Die bloße Verfügbarkeit von irgendetwas verschafft ihm das Gefühl, dieses Etwas auch, wenn schon nicht zu brauchen, so doch zumindest besitzen zu sollen. Seiner überdrüssig geworden, kann er es jederzeit wieder wegwerfen, ersetzen, das sich wiederum durch keine besondere und langfristige Brauchbarkeit ausweisen muss. Und so dreht sich die Spirale weiter. Eines der besten Beispiele dafür ist die moderne Spielzeugindustrie. Kinder werden heutzutage mit so viel Spielzeug überhäuft, dass sie jedem einzelnen Objekt nur sehr kurz ihre Aufmerksamkeit schenken (können), um sich gleich auf das nächste zu stürzen. (Man kann ja nicht früh genug damit beginnen, Menschen zu Konsumtrotteln zu erziehen.)
Die heutige Zivilisation ist also in gewissem Sinne ein hypertrophes Organ. Sie ist zwar unserer Art eigen, wird aber deren „ureigenen“ Bedürfnissen immer weniger gerecht.

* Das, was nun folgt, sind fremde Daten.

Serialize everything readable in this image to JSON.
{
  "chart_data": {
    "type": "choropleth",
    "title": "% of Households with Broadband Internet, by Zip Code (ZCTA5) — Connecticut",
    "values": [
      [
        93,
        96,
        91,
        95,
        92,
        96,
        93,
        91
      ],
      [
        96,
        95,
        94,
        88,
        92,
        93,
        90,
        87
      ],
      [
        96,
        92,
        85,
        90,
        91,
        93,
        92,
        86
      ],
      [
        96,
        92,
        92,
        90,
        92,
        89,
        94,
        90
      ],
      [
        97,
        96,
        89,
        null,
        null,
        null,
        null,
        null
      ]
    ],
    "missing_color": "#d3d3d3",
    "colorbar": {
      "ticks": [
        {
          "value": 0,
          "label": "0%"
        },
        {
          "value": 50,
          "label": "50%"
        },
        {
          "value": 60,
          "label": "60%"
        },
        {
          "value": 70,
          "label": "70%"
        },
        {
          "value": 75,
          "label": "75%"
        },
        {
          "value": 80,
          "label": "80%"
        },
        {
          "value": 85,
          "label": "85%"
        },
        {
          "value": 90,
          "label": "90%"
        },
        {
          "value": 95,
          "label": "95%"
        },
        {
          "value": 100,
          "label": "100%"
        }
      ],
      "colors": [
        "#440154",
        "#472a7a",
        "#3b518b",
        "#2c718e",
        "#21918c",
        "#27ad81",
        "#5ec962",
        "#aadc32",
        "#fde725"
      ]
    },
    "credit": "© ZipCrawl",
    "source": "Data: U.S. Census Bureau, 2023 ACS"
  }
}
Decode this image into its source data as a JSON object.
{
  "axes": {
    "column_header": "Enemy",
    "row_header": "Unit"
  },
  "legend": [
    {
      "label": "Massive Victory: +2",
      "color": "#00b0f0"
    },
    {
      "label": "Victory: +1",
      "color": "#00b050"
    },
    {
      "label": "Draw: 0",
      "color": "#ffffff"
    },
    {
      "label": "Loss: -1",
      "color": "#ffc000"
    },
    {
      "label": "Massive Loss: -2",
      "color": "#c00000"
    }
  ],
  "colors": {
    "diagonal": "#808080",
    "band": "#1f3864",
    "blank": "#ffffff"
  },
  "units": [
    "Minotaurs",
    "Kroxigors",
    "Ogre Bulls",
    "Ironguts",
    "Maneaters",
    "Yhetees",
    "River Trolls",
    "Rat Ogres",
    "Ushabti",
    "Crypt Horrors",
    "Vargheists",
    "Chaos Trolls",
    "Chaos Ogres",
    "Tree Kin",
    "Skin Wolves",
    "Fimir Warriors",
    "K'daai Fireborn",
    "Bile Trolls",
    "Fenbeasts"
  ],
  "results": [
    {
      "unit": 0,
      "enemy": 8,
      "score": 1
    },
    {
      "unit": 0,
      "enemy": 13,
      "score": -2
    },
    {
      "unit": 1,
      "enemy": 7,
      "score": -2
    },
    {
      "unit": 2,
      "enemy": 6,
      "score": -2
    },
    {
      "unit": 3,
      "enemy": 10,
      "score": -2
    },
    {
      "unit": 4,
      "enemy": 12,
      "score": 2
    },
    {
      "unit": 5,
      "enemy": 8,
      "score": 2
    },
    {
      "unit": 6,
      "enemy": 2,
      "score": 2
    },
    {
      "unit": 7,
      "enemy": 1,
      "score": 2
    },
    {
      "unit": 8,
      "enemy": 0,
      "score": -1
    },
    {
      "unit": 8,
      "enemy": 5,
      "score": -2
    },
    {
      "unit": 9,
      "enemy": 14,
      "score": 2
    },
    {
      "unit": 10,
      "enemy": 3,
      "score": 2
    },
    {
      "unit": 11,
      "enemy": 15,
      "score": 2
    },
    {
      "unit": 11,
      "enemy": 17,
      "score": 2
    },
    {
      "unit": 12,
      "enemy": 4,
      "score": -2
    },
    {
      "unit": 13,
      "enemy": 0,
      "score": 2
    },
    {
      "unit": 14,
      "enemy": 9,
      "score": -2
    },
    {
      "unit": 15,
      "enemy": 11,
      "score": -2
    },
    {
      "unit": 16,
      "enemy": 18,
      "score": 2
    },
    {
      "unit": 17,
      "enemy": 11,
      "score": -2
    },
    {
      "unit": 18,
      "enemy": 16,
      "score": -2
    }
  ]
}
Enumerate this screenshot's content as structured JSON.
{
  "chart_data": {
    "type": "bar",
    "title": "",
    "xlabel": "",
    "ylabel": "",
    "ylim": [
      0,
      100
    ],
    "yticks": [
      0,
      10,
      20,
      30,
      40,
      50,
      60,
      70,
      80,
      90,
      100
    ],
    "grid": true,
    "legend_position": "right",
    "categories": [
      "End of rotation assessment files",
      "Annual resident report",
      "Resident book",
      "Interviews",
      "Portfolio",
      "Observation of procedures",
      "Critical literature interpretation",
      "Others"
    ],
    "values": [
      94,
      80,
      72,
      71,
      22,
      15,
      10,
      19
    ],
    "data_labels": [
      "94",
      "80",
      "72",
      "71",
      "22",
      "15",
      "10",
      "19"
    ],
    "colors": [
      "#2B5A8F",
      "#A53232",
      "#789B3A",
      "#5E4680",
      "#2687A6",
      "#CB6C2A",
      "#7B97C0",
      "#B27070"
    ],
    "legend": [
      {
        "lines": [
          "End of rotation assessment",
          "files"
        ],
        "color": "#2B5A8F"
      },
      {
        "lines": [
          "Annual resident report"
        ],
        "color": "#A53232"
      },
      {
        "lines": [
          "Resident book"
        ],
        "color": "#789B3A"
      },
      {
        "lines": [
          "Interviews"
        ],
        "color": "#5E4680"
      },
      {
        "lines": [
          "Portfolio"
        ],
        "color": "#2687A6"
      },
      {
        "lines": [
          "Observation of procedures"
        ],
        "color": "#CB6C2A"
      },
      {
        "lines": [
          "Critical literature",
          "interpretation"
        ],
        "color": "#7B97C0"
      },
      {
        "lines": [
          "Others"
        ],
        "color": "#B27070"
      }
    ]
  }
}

Der Mensch ist zwar als biologische Spezies an Kultur angepasst, das heißt, seine Natur erlaubt ihm, Kultur auf eine Weise zu produzieren, die die entsprechenden Fähigkeiten anderer Primaten (vor allem Schimpansen) bei Weitem übertrifft. Aber das bedeutet keineswegs, dass sich Kultur in jedem ihrer Aspekte und auf Dauer für den Menschen nützlich erweisen muss.
Die Zivilisation in ihrer jüngsten Ausprägung erweist sich mehr und mehr als Irrweg. Sie war, wie gesagt, nicht beabsichtigt. Aber auch die Pfauenfedern waren nicht beabsichtigt. Da die Evolution – im Gegensatz zu einer immer wieder anzutreffenden Irrmeinung – von keinem intelligenten Planer ersonnen wurde, bewegt sie sich fortwährend auf einem Zickzack-Kurs, der häufig genug in eine Sackgasse mündet. Sollte das im Falle unserer Zivilisation anders sein? Nein.
Unsere Zivilisation ist nur eine dünne Gipsschicht auf einem alten, in Jahrmillionen konsolidierten Gesteinsbrocken. Ihre Bewährungsprobe hat sie noch lange nicht bestanden. Die Anzeichen mehren sich, dass sie ihren „Träger“ bereits in eine Sackgasse geführt hat, weil sie an seinem stammesgeschichtlichen Erbe sozusagen vorbeiläuft. Mit anderen Worten: Man kann zum biologischen Erbe stehen, wie man will: es hassen, ignorieren, respektieren oder lieben. Aber Tatsache ist: Nur ein Leben, das nicht gegen, sondern mit der eigenen Natur geführt wird, kann auf Dauer erfolgreich sein.